Vadhakarmadhikarin – Tejashvi Akramakh Validaan

Artist: Vadhakarmadhikarin
Country: India
Label: Final Agony
Formats: LP
Year: 2025

While a lot of Extreme Metal is made in a few countries or continents with a long and lively history in this sort of music, some things do come from the most unlikely of places. In recent years, say, the last decade or so, there is an increasing amount of bands coming from India or even Sri Lanka and surrounding countries. Not the very first places you’ll think of when you’re looking for the extremest of extremes, but statistically speaking, it is not surprising that a country like India with a population of nearly 1.5 billion should also have particularly interesting Extreme Metal.

Take Vadhakarmadhikarin for instance. This trio’s music is as easy to digest as their band name is to pronounce.

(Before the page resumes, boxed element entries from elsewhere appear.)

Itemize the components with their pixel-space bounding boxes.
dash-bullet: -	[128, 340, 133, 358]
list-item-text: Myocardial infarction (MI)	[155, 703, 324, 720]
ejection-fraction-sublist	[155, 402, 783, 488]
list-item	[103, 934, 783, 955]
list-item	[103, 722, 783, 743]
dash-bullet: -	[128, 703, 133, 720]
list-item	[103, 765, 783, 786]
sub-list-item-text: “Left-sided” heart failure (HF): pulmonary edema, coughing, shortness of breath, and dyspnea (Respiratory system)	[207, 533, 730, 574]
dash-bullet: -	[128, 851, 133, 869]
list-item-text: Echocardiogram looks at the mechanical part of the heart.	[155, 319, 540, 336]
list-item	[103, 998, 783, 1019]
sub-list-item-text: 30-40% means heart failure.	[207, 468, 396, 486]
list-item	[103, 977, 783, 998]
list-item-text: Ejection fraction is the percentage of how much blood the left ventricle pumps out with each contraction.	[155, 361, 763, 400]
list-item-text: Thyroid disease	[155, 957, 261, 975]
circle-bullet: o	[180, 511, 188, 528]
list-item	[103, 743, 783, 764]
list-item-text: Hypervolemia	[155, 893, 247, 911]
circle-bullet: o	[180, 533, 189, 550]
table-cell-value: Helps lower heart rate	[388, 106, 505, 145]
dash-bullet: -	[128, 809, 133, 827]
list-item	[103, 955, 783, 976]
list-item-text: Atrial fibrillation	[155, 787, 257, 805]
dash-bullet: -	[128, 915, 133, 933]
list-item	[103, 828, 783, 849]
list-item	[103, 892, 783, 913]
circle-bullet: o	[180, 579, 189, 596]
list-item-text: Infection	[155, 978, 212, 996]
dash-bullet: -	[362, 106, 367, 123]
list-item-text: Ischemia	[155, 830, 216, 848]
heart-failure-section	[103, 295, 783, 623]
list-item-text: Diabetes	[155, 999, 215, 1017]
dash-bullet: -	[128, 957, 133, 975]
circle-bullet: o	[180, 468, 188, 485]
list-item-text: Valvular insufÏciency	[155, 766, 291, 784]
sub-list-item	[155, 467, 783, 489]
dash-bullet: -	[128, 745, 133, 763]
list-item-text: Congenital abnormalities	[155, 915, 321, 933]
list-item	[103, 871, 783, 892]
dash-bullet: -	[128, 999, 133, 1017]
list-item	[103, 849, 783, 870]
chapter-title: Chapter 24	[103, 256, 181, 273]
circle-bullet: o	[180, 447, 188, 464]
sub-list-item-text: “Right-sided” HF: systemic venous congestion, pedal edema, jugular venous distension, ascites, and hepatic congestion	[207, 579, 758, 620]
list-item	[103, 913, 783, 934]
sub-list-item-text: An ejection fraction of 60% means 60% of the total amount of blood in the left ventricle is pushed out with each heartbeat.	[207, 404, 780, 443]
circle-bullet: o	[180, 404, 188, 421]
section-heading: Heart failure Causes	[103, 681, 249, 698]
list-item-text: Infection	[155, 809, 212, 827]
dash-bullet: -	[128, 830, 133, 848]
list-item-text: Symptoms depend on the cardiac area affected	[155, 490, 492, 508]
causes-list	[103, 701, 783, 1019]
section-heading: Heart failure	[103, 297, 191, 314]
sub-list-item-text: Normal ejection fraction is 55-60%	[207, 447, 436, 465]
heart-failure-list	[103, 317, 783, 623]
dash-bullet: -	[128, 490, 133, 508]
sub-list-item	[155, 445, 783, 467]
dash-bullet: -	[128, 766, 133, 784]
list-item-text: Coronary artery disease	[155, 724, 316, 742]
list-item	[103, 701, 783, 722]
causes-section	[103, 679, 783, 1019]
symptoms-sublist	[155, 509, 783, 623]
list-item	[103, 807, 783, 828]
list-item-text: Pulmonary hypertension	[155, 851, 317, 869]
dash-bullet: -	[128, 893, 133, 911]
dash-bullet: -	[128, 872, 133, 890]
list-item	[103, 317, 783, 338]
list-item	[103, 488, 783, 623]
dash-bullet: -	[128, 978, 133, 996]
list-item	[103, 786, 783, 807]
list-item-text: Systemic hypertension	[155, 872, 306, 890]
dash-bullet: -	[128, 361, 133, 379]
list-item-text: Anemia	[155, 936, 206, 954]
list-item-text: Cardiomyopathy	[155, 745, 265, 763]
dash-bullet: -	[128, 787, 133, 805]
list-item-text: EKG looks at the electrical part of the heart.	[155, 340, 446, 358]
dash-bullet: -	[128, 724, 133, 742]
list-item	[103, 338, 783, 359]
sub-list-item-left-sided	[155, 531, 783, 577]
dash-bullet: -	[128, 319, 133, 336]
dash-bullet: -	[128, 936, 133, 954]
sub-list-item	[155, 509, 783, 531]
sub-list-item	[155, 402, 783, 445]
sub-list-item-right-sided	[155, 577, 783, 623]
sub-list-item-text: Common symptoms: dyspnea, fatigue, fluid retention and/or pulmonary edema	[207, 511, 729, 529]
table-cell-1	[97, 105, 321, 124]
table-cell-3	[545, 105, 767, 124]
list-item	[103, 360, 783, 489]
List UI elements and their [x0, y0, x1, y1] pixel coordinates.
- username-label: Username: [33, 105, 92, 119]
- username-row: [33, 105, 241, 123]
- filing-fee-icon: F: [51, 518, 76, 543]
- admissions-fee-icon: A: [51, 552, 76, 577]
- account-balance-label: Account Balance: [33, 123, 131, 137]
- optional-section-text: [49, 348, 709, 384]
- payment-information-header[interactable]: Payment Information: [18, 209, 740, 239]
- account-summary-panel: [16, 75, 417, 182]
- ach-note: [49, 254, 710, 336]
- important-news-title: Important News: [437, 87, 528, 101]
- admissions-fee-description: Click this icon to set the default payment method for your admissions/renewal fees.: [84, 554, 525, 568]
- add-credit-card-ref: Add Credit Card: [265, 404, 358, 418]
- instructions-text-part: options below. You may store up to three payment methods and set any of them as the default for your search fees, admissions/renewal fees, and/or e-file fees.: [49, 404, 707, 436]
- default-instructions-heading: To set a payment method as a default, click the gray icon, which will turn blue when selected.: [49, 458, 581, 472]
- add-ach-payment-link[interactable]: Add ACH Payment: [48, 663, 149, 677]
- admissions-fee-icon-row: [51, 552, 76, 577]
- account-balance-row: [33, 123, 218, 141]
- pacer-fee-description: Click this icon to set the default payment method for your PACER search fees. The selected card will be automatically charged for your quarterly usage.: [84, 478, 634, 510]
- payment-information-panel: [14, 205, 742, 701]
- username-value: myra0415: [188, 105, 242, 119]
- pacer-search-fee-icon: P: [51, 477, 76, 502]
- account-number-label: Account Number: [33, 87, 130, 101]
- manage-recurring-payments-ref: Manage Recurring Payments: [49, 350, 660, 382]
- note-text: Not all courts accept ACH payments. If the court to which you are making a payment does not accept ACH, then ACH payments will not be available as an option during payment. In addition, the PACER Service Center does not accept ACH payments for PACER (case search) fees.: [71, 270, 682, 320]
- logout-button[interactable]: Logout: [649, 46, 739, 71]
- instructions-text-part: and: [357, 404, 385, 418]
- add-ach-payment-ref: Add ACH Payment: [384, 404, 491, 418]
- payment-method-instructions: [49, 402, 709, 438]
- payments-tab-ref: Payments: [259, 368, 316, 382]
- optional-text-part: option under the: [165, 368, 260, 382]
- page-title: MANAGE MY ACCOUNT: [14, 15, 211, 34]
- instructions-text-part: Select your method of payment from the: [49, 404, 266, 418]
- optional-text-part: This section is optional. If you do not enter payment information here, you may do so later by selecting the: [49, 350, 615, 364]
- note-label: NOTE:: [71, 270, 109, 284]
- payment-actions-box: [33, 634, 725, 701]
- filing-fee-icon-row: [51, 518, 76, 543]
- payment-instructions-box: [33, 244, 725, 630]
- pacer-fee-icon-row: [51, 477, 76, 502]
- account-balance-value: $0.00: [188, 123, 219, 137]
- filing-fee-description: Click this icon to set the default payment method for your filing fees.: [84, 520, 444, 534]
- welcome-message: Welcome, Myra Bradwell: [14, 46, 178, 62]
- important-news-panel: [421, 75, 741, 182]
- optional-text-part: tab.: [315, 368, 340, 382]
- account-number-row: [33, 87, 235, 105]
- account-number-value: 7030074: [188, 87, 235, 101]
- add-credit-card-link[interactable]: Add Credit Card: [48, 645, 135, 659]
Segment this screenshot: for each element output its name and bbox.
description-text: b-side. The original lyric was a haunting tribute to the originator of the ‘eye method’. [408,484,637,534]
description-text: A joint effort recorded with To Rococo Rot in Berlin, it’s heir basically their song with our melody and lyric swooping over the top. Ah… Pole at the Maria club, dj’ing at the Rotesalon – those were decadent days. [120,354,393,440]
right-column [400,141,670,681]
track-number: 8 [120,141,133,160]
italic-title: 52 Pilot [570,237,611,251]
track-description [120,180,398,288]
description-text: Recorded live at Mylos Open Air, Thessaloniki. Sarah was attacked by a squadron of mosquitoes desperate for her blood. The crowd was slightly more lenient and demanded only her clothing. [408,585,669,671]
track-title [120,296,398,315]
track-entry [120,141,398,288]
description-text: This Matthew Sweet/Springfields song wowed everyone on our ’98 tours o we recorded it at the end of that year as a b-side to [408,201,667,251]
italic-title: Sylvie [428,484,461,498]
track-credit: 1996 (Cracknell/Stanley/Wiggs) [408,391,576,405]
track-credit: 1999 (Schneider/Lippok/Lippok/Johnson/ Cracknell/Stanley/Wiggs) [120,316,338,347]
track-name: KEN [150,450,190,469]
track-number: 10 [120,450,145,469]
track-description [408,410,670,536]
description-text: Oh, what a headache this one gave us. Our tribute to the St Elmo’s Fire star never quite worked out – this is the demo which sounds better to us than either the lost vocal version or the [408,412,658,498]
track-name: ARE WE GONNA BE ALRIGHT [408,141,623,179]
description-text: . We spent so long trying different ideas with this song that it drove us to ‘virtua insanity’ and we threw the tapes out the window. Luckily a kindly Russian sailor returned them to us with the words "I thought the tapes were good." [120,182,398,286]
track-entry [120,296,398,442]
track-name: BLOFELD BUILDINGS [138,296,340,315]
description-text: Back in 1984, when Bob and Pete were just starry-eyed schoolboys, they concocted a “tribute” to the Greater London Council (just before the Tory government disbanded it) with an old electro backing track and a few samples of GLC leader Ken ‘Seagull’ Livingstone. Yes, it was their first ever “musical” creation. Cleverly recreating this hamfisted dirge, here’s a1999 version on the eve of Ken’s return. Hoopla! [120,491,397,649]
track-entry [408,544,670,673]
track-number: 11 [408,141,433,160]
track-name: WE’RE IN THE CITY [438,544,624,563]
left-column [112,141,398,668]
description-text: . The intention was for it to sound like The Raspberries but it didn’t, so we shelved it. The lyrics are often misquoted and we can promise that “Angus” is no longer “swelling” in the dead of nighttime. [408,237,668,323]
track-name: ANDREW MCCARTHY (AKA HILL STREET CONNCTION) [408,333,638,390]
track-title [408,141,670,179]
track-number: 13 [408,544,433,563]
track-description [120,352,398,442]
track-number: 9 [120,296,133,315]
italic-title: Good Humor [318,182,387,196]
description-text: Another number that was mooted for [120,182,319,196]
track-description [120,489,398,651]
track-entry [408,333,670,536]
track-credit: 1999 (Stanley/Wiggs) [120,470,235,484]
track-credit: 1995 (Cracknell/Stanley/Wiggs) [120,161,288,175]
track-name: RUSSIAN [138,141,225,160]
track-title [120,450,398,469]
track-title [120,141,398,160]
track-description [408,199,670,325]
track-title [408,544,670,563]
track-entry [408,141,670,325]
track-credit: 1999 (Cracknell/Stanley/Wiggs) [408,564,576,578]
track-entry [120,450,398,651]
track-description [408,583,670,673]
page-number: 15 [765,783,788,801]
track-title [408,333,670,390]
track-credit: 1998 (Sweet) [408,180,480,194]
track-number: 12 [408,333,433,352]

What’s for dinner is a downright horrendous piece of War Metal-influenced Blacknoise; in no less than 42 minutes ‘Tejashvi Akramakh Validaan’ sends you on a one-way trip to hell. A constant barrage of pummelling drums and a jumble of riffs and roaring vocals make this one of the prime examples of this particular genre’s lunacy.

Musically, this is best described as rabid, stampeding variant of Revenge. As if it were a drunken Revenge rehearsal in which they forgot to agree on the order in which the songs should be played. Total chaos. At least, for the untrained ear this will be utter chaos and nothing else. However, if you’d take the time to really try to wrap your head around it, you’ll hear that although the tracks evolve around similar patterns, there’s much more than meets the ear.

Vadhakarmadhikarin serves itself with surprisingly familiar Bestial Black/Death Metal structures, even with the same sort of guitar texture. Consequently, ‘Tejashvi Akramakh Validaan’ will definitely appeal to those who have a knack for bands like Tetragrammacide, Nyogthaeblisz or even Deiphago but do not shy away for some challenge. Maybe the most interesting, though, is when the band slows down a bit and add a good portion of Pseudogod-like doomy heaviness to the mix, giving it a nice extra dimension to the whole album.

Despite being a little long, consequently offering another challenge to the unsuspecting listener, ‘Tejashvi Akramakh Validaan’ definitely is a genre highlight. It’s a fairly exclusive genre anyway where fans can only look forward to a few good releases a year, but when there finally is one… then we are extra ecstatic. Let’s call it acquired taste.